In an ebook-specific example, let's say you own a Kindle, and you've bought DRM-restricted books for it. All is well and good until something very bad happens involving your Kindle and a bubble bath. You see a sale on Sony Readers and decide to buy one of those instead. So you buy it, take it home, and ... can't read your books. They're all in Kindle format, and because they're DRM-restricted, you can't convert them to any other format. You bought them, you paid for them ... but you can't actually read them anymore. And, depending on the exact device, it may even be possible for the corporation that sells it to be able to turn off your ability to read DRM-restricted books at all.

Being able to lend your books to your friends would be a good thing (friends handing me a paper book and saying "you have to read this!" led me to many of my favorite authors, and a lot of sales for those authors) but that's not the really controversial part, nor is the blatant violation of the right of first sale. It's the fact that where, when, and how you can read your books are under someone else's control and that "someone else" does not have your best interests at heart. Or the best interests of anyone else except short-term stock speculators who want their stock price to go up next quarter, or next week.

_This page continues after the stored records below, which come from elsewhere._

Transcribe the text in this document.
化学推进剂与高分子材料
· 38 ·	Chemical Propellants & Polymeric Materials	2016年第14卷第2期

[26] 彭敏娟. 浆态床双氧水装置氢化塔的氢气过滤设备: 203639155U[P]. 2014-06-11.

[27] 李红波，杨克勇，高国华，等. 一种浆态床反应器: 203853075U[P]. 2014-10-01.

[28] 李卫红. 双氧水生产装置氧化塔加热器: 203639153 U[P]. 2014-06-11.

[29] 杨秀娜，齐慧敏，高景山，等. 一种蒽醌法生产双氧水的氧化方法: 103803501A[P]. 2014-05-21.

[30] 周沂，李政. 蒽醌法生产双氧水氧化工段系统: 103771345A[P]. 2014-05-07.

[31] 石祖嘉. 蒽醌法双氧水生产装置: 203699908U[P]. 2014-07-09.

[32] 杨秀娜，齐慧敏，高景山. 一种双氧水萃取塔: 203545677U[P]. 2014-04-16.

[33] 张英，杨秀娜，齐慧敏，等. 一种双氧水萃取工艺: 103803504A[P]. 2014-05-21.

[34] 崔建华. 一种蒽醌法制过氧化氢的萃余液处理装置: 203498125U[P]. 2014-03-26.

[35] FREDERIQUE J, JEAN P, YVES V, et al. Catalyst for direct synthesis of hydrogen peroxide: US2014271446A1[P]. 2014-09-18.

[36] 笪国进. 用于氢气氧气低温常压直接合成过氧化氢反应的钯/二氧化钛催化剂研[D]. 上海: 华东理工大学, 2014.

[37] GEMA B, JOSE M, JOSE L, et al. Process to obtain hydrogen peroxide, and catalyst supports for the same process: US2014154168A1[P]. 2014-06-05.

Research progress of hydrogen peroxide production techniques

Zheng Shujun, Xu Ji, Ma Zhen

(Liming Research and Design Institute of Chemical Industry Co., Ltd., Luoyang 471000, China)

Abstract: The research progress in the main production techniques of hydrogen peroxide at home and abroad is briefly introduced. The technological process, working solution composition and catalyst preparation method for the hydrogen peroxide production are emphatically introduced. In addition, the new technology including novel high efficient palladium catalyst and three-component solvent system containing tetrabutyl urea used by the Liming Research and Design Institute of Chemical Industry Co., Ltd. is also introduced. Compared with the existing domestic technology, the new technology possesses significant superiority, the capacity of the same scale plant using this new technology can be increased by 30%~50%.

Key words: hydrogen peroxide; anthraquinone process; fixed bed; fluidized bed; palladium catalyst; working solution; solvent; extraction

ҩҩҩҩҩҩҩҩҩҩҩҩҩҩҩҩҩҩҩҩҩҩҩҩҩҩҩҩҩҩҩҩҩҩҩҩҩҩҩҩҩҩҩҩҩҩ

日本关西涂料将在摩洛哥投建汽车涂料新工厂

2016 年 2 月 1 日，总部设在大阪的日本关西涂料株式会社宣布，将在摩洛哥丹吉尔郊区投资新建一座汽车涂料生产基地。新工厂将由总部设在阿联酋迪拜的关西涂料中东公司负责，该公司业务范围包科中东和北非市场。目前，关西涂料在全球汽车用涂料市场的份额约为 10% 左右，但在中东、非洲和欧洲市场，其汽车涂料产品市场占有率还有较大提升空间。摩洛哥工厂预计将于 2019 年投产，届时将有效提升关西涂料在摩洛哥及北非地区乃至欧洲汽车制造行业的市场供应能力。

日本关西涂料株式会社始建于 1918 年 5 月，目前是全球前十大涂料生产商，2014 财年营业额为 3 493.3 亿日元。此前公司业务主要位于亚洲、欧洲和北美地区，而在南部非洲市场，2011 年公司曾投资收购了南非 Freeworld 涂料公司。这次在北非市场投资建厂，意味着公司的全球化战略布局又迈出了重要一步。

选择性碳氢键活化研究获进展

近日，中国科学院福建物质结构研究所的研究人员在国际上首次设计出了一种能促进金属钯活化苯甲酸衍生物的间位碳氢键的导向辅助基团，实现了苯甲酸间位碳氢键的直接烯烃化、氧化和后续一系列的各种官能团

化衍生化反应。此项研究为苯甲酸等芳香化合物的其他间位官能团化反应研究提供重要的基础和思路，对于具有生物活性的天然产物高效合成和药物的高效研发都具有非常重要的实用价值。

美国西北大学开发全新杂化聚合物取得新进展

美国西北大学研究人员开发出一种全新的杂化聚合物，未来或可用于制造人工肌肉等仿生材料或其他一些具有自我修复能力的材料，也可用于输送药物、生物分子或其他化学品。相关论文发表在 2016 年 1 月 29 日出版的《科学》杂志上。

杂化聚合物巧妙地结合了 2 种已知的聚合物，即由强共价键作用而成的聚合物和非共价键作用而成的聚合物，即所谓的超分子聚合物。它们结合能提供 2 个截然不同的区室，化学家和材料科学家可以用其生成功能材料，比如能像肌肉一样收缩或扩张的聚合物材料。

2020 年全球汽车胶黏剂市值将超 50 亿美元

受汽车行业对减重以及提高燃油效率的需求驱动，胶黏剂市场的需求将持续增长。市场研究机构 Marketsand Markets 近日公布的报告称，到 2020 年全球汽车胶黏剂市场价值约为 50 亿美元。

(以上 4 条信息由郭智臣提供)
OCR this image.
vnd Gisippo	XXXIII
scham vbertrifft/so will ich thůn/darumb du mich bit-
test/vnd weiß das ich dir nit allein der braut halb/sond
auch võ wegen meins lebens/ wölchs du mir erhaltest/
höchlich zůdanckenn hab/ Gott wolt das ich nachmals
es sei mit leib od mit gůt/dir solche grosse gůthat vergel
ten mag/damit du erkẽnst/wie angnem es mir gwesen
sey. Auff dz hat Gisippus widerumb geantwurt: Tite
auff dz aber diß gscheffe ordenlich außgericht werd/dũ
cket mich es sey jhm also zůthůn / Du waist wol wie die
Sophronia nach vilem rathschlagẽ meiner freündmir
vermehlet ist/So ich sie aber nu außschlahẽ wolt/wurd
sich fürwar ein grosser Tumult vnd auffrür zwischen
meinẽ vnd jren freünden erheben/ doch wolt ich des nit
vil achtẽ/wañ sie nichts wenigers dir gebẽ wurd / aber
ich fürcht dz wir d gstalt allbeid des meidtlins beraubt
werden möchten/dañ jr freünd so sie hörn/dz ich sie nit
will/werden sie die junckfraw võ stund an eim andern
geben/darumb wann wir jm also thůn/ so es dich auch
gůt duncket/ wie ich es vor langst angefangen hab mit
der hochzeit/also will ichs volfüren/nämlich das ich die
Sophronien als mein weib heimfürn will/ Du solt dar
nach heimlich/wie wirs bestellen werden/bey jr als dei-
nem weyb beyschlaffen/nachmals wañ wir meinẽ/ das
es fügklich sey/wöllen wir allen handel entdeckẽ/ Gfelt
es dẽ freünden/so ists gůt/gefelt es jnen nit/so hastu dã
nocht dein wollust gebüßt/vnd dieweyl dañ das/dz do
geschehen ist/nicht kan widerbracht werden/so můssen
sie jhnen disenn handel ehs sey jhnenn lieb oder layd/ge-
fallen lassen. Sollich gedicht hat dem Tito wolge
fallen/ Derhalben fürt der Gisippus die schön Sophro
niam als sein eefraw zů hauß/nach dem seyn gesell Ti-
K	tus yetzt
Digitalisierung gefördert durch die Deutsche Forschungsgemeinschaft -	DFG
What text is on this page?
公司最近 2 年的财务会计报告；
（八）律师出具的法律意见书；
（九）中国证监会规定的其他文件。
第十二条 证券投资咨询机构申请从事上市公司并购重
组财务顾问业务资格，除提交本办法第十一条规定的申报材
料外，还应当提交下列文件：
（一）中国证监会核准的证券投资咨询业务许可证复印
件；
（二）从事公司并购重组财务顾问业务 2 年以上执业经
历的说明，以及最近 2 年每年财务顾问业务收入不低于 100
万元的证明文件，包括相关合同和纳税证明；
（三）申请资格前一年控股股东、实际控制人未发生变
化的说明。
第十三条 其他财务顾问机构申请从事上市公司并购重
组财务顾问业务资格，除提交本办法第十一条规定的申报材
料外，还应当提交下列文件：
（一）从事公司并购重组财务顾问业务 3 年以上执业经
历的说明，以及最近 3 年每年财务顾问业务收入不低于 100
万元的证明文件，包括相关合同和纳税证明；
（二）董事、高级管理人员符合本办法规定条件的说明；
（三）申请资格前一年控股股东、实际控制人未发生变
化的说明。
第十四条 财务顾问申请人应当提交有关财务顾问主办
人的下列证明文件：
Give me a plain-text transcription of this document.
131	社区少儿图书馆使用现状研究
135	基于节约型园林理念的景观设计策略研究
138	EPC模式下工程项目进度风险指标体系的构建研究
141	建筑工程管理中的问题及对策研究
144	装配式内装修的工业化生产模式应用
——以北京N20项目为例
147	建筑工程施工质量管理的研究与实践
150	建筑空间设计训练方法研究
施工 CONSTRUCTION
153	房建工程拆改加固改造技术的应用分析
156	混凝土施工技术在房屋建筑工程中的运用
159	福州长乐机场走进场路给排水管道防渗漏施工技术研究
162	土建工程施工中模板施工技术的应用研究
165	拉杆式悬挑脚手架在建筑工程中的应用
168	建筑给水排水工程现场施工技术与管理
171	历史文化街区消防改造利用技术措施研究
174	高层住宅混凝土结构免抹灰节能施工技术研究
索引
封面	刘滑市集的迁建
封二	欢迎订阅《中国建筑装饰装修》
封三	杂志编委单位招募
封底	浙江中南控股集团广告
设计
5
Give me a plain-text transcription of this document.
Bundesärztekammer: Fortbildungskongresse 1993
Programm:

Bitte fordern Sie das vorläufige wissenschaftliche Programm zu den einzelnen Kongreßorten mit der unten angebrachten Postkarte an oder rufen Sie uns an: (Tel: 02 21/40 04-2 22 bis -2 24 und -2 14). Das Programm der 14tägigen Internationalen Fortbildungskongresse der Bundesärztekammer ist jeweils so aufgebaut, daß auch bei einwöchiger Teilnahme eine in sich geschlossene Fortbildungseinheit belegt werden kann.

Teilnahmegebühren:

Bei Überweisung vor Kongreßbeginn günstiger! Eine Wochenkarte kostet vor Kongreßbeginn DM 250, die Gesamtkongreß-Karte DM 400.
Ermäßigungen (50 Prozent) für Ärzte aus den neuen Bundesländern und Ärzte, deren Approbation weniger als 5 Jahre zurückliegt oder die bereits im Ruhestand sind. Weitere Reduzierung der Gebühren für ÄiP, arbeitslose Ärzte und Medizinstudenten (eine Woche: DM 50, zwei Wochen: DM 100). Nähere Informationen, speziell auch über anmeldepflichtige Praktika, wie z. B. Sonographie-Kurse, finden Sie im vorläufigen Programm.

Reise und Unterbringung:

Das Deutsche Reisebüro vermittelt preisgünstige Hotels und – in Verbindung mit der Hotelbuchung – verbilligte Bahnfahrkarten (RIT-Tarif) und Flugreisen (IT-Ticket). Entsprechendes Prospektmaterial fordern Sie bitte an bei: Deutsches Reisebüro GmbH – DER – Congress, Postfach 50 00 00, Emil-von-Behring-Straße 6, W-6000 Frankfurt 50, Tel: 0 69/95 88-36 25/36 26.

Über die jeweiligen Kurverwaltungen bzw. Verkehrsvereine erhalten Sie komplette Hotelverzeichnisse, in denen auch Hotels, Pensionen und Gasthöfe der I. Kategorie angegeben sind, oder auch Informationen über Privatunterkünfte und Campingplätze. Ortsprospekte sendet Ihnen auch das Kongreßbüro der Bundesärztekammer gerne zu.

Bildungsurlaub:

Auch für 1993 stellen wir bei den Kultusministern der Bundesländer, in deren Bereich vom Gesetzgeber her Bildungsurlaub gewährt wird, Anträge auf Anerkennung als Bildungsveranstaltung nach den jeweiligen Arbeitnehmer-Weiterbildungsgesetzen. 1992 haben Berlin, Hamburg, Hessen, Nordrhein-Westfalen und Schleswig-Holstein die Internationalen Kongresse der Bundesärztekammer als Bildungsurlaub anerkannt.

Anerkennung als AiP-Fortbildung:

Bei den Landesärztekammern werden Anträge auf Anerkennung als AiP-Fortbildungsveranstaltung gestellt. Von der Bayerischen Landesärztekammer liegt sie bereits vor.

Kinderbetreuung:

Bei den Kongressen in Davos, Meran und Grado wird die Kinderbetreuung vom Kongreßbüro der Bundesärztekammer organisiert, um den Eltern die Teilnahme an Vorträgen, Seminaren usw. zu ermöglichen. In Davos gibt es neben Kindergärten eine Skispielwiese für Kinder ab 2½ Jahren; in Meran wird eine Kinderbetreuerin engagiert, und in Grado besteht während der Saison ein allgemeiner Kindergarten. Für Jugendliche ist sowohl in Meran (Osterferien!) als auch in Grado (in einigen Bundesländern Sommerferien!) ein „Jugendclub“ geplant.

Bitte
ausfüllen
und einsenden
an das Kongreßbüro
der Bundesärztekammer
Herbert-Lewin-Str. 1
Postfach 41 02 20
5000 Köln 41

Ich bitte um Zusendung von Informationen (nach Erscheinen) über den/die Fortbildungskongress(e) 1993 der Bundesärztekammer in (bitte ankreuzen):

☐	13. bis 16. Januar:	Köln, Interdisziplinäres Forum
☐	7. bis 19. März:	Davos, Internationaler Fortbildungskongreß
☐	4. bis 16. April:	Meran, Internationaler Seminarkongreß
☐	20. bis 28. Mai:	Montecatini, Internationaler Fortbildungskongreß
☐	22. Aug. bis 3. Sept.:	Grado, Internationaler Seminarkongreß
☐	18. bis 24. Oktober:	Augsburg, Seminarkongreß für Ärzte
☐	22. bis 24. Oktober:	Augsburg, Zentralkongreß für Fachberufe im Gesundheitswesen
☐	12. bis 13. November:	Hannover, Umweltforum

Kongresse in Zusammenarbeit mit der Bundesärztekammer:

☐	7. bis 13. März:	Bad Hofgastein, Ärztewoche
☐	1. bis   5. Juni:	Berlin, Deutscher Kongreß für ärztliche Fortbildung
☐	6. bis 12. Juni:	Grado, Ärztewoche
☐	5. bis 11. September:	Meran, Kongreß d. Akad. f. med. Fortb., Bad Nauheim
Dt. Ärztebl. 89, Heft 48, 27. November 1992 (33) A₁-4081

It's also about platform lock-in. If you have a Kindle, Amazon wants to make you buy another Kindle; if you have a Sony Reader, Sony wants to make you buy another Reader; etc., etc. If they want to force you to upgrade from a perfectly good device, they can (though they haven't so far) refuse to allow you to authorize any more books for your old one. So not only can you only read that book in your living room, but every few years, you have to buy a new couch.

DRM is about platform lock-in. It's about forced obsolescence. It's about the end of the used book market, when "book" doesn't mean it's made of paper anymore. What it isn't about is anything that is in any way beneficial to the person actually buying the books.

Fight with your wallet. Friends don't let friends buy DRM-restricted ebooks.